Lately, several entrepreneurs have asked me about venture debt. Venture debt is bank-provided debt for startups that have raised money from venture capitalists or have a few million in annual recurring revenue. At Pardot, we didn’t raise any venture capital but we did use a $3M line of credit from SVB. Only, I’m not seeing entrepreneurs sign up for venture debt to actually use, like we did at Pardot.
Today, entrepreneurs are signing up for venture debt as a safety net. The idea is to have the money available in the event things don’t go according to plan, but not to be used as part of the plan. Here are a few thoughts on venture debt as safety net:
- Entrepreneurs are optimistic at their core, but they also know that things don’t always work out like the plan.

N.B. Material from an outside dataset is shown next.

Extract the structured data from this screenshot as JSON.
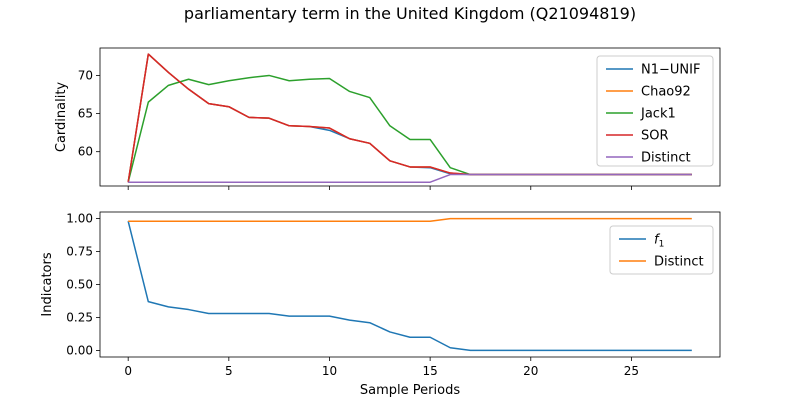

Having a financial back up option provides some peace of mind.
- Venture debt has a price (legal fees, closing costs, etc.) but the actual debt doesn’t have to be drawn down making it much cheaper than expected to have access to the capital
- Signing up for venture debt requires more ongoing financial rigor with the bank, but that financial rigor is a good thing in that there’s another set of eyes reviewing the business operations (e.g. someone at the bank that reviews a number of these types of businesses)
Entrepreneurs that have the scale or funding should actively evaluate venture debt as a safety net. The costs are relatively low and the value is high.
What else? What are some more thoughts on venture debt as safety net?